Linda and her partner were working and living together 24/7 - "not a good recipe for anybody".

"I don't remember much happiness," she says, adding that her life there was "sh*te".

Linda was born in 1952 in east Belfast, the daughter of a ship worker, and she grew up in a council estate. Her parents, Kathleen and Bobby, bought their first home on the outskirts of Belfast when they were in their forties.

Linda becomes emotional standing outside the house, thinking about her mother - who she says was "almost the love of my life" - standing in the window to welcome her home.

Her mum was in the house for just four years before shegot sick and was diagnosed with cancer.

Linda gave up her job to look after her ailing mother and her sister moved home from Manchester so they could nurse their mum together.

"She slipped away very peacefully… my father was dumbstruck - couldn't cope," recalls a tearful Linda.

As a teenager Linda saw an ad in a newspaper looking for a girl singer for a band.

That band was Chips and at the tender age of 16 she started gigging professionally. Linda was with Chips for a decade - but admits she had "ferocious arguments" with her father about joining the group and decided to finish school. Her father never saw her on stage.

Linda went solo while living in Dublin and scored her first major success when she finished runner-up in the Eurovision in 1984.

Her pal Johnny Logan promised Linda he would write her a "winning song" and six weeks after her 40th birthday in 1992 she won the Eurovision with Why Me?

Linda says she always knew Eurovision would be the pinnacle of her career. "That Eurovision win, I worship it really because it's been more than good," she reflects.

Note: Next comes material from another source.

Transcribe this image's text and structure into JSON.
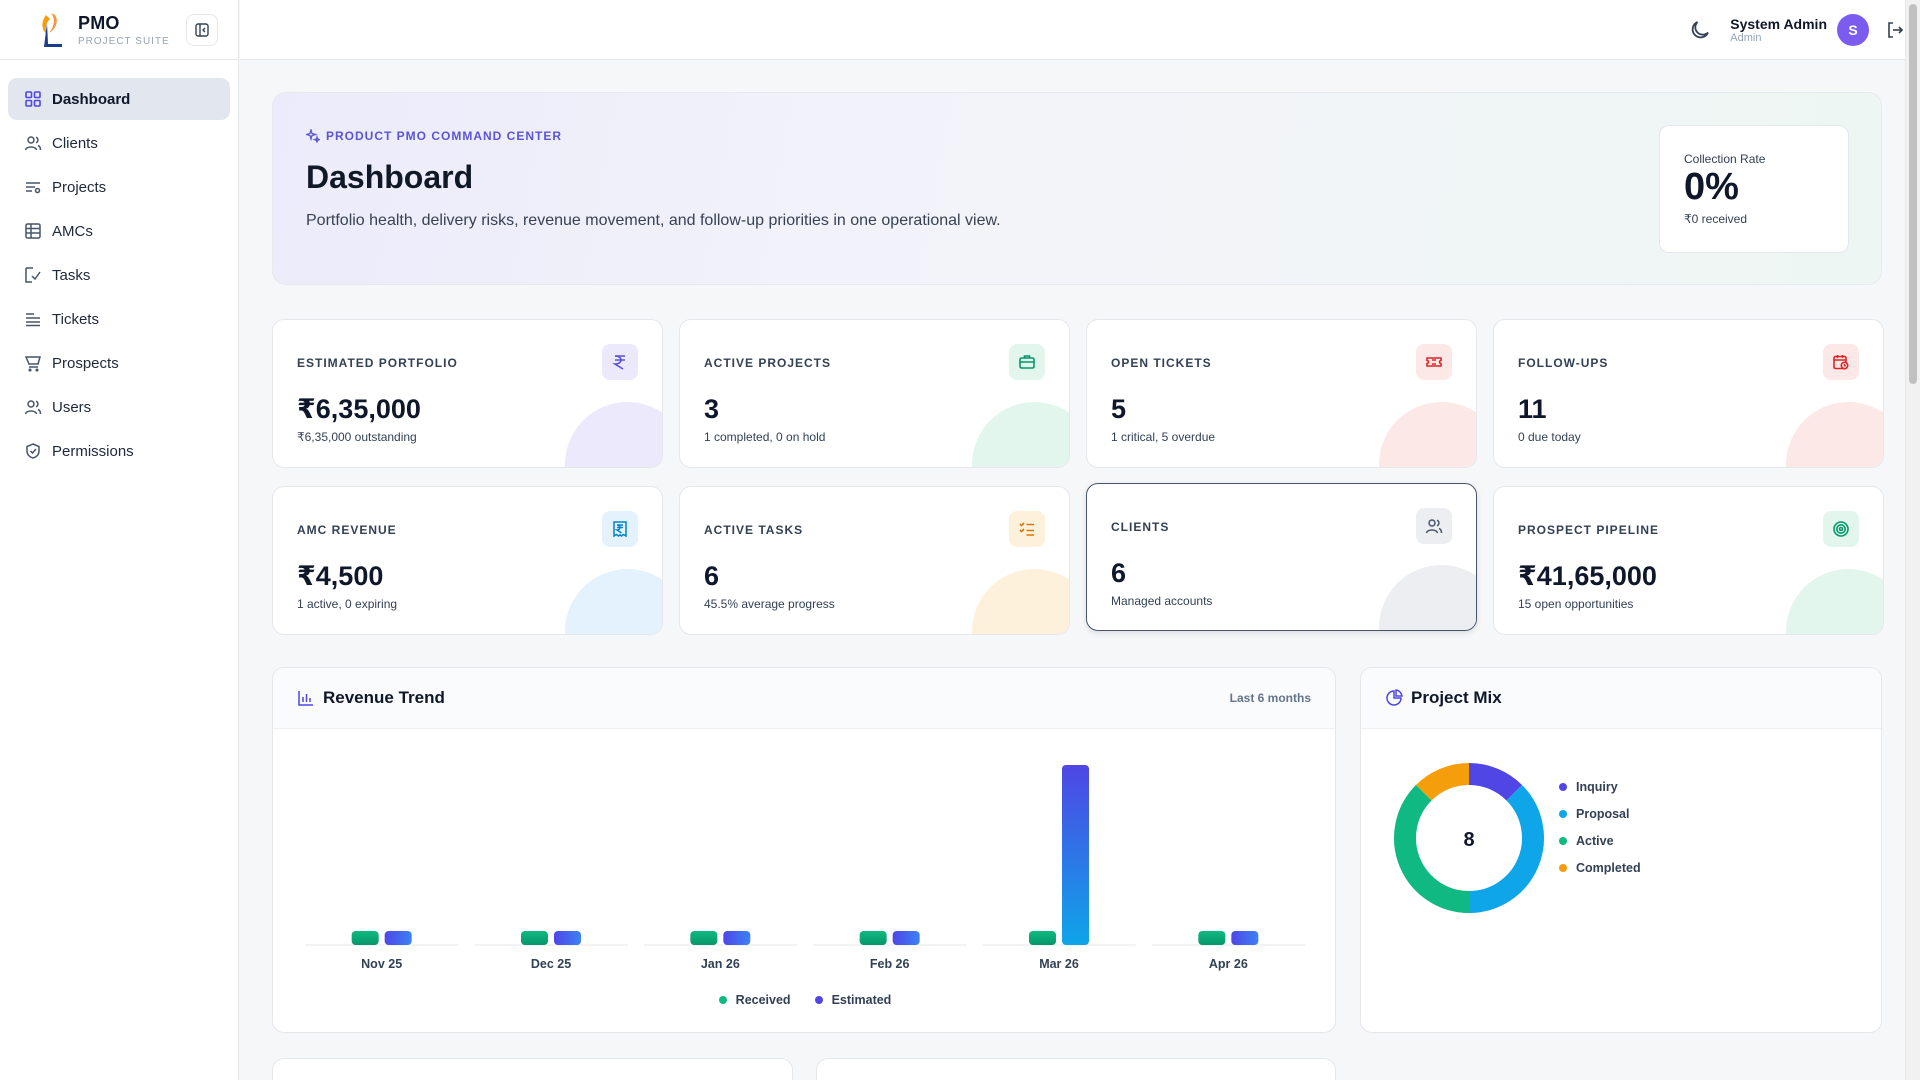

"If I was meant to be a superstar then it would have happened, but I knew it wasn't. I just knew that 'this is what I want' and I had achieved it and I know I'm going to be happy and I was right."

Linda has been living in a converted farmhouse in north county Dublin since 1990 with her partner Ronan and several rescue dogs.

"It's been a labour of love since 1990," she admits. "I came out on the Monday. The owner was here. There were a few drinks taken and I bought it on the Wednesday.

"It's nearly 200 years old actually, this part of the house. Then we added on at the front and then at the back. To me it's a sanctuary, my little piece of heaven."